Address correspondence to Lewis H. Margolis, School of Public Health, University of North Carolina, Chapel Hill, NC 27599–7400.

ABSTRACT

Hospitalization for childbirth has traditionally provided the opportunity to assure that infants and mothers have adjusted to the birth and that ongoing care has been arranged, but economic and social pressures have resulted in a dramatic decrease in the duration of hospitalization. Using a sample of mothers who delivered well infants from the 1988 nationally representative National Maternal and Infant Health Survey, this study examines how midwives and physicians used an extra day of hospitalization in response to demographic, economic, behavioral, health status, and health care risk factors. Although midwives were much more likely to discharge mothers early (OR = 2.29) there were marked differences between risk factors and discharge timing for midwives and physicians. For the patients of midwives, the only factor associated with early discharge timing was attendance at childbirth classes.

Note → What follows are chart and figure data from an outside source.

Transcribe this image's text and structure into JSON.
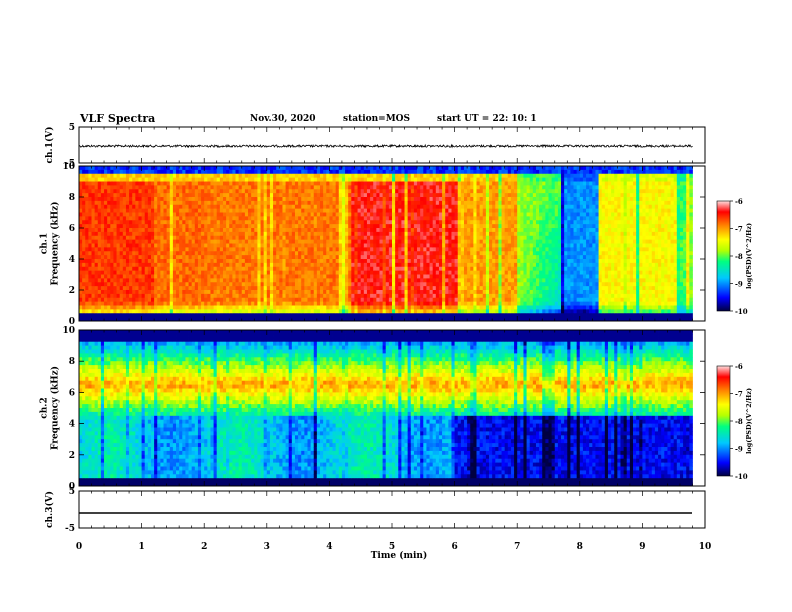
{
  "header": {
    "title": "VLF Spectra",
    "date": "Nov.30, 2020",
    "station": "station=MOS",
    "start": "start  UT =   22: 10: 1"
  },
  "colors": {
    "colormap": [
      "#000040",
      "#0000ff",
      "#00c8ff",
      "#00ff80",
      "#b4ff00",
      "#ffff00",
      "#ff8000",
      "#ff0000",
      "#ffffff"
    ]
  },
  "chart_data": [
    {
      "type": "line",
      "panel": "ch1-waveform",
      "ylabel": "ch.1(V)",
      "ylim": [
        -5,
        5
      ],
      "ytick_labels": [
        "5",
        "-5"
      ],
      "x": [
        0,
        10
      ],
      "values": [
        -0.3,
        -0.3
      ],
      "note_noise": "small fluctuation around -0.3 V"
    },
    {
      "type": "heatmap",
      "panel": "ch1-spectrogram",
      "ylabel": "ch.1\nFrequency (kHz)",
      "ylim": [
        0,
        10
      ],
      "ytick_labels": [
        "0",
        "2",
        "4",
        "6",
        "8",
        "10"
      ],
      "xlim": [
        0,
        9.8
      ],
      "colorbar": {
        "label": "log(PSD)(V^2/Hz)",
        "range": [
          -10,
          -6
        ],
        "tick_labels": [
          "-6",
          "-7",
          "-8",
          "-9",
          "-10"
        ]
      },
      "segments_min": [
        0,
        1.2,
        2.0,
        4.3,
        6.1,
        7.0,
        7.7,
        8.3,
        9.8
      ],
      "levels": [
        -6.6,
        -6.8,
        -6.85,
        -6.4,
        -7.0,
        -7.8,
        -9.0,
        -7.4
      ],
      "band_top_khz": 9.0
    },
    {
      "type": "heatmap",
      "panel": "ch2-spectrogram",
      "ylabel": "ch.2\nFrequency (kHz)",
      "ylim": [
        0,
        10
      ],
      "ytick_labels": [
        "0",
        "2",
        "4",
        "6",
        "8",
        "10"
      ],
      "xlim": [
        0,
        9.8
      ],
      "colorbar": {
        "label": "log(PSD)(V^2/Hz)",
        "range": [
          -10,
          -6
        ],
        "tick_labels": [
          "-6",
          "-7",
          "-8",
          "-9",
          "-10"
        ]
      },
      "band_center_khz": 6.5,
      "low_band_until_min": 6.0
    },
    {
      "type": "line",
      "panel": "ch3-waveform",
      "ylabel": "ch.3(V)",
      "ylim": [
        -5,
        5
      ],
      "ytick_labels": [
        "5",
        "-5"
      ],
      "x": [
        0,
        10
      ],
      "values": [
        -0.8,
        -0.8
      ]
    }
  ],
  "xaxis": {
    "label": "Time (min)",
    "xlim": [
      0,
      10
    ],
    "tick_labels": [
      "0",
      "1",
      "2",
      "3",
      "4",
      "5",
      "6",
      "7",
      "8",
      "9",
      "10"
    ]
  }
}
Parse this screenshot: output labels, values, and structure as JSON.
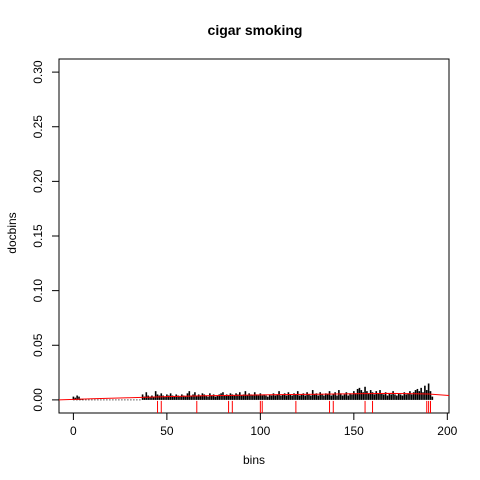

For the patients of physicians, less than a high school education, inadequate prenatal care, receipt of Medicaid or lack of insurance, and no childbirth classes were associated with early discharge. In spite of the intense pressures to discharge patients early, midwives appear to have been more attentive to potential risk factors in making discharge decisions in 1988. Because brief hospitalization is now prevalent, attention to maternal and newborn adjustment after birth, as apparently practiced by midwives, is crucial.